EU Wants to Curb Greenhouse Gas Emissions Beyond 2012
BRUSSELS, Belgium The European Union head office proposed plans for curbing greenhouse gas emissions beyond 2012 on Wednesday, arguing that environmental protection need not come at the expense of economic growth if countries work together.
With its proposal the European Commission became the first region in the world to announce a post-Kyoto strategy, underscoring its role as a global leader in environmental protection. The 25-nation bloc will present its plans to U.S. President George W. Bush during his Feb. 22 visit to Brussels.
"Without strong political leadership we can't win this battle," said EU Commission President Jose Manuel Barroso. "We must act now."

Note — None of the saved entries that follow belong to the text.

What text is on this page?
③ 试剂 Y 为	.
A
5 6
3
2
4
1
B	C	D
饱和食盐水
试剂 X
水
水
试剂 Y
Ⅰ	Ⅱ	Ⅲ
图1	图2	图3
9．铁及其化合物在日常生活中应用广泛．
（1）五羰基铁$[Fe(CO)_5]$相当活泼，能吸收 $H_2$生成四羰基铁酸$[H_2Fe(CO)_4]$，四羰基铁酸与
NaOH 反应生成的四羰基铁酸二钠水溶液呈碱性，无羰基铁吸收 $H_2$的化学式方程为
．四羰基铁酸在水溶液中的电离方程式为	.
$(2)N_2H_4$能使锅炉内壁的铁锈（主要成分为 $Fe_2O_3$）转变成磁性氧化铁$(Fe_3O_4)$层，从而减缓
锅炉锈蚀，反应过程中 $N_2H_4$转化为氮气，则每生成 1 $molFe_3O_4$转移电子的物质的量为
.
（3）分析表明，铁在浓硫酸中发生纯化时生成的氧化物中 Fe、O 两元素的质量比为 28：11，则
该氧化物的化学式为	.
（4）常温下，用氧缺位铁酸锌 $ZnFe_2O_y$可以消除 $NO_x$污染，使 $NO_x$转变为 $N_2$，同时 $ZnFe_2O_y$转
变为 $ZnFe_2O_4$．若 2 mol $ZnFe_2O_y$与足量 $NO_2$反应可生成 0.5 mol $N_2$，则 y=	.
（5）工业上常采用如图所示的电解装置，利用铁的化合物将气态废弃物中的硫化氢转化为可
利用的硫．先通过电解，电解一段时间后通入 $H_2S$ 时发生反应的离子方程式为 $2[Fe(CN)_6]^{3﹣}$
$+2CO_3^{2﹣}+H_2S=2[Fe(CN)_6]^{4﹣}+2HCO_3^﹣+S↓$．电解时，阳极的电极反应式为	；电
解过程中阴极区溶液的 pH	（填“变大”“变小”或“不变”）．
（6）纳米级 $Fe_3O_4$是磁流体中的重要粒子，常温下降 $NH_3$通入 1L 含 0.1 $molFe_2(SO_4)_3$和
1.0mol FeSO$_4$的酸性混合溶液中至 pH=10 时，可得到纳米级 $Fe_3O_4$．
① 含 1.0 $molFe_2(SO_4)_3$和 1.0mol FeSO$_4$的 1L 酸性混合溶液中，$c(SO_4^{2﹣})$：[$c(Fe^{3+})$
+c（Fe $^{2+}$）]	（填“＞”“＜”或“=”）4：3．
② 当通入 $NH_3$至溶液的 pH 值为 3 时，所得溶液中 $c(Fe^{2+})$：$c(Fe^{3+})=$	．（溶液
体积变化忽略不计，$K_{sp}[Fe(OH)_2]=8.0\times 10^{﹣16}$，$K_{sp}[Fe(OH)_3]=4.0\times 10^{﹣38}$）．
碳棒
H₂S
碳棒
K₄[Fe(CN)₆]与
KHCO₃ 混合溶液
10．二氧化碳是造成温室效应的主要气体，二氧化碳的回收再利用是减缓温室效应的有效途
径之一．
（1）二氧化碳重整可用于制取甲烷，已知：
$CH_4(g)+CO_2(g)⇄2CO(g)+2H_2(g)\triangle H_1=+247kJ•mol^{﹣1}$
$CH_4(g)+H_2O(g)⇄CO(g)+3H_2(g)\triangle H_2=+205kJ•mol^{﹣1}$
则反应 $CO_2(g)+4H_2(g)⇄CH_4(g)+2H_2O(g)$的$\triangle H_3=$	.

The EU played a major part in getting Kyoto off the ground -- a difficult task after the United States, the world's largest emitter of greenhouse gases, pulled out of the treaty in 2001. The United States said the agreement would hurt its industry and hinder economic growth.
Washington favors voluntary agreements with industry over binding targets, and is investing billion of dollars into new climate-friendly technologies.
The EU also wants to encourage rapidly emerging economies, such as China and India, to play an active role because although emissions per capita in these countries are lower than in the West, the large size of their pollution coupled with economic growth will make them bigger polluters than the United States and Europe together in the coming decades.
"Fighting climate change is not a matter of choice, but a matter of necessity, said EU Environment Commissioner Stavros Dimas. "We will continue to lead by example, but we will also continue to pressure hard for all of our international partners to come on board."
Within Europe new incentives, such as tax breaks, for the development and uptake of new climate-friendly technologies are being considered. The EU Commission also wants to increase -- by an unspecified amount -- money invested in research and development. Moreover, the replacement of old power plants, transport systems and buildings also should be guided by green principles.
The EU believes emissions from airplanes and shipping need to be addressed both in Europe and abroad. They are currently outside the Kyoto rules because some governments feared that applying pollution targets to transport could hinder the development of global trade, hurting economic growth and jobs.
The EU says the costs associated with curbing emissions are manageable for the world's economies, providing they act together. Reducing emissions by around 1.5 percent a year in the EU after 2012 would shave a total of 0.5 percent to 1.5 percent off growth by 2025, the Commission says.
EU leaders will debate the Commission's proposal at a summit in Brussels in March.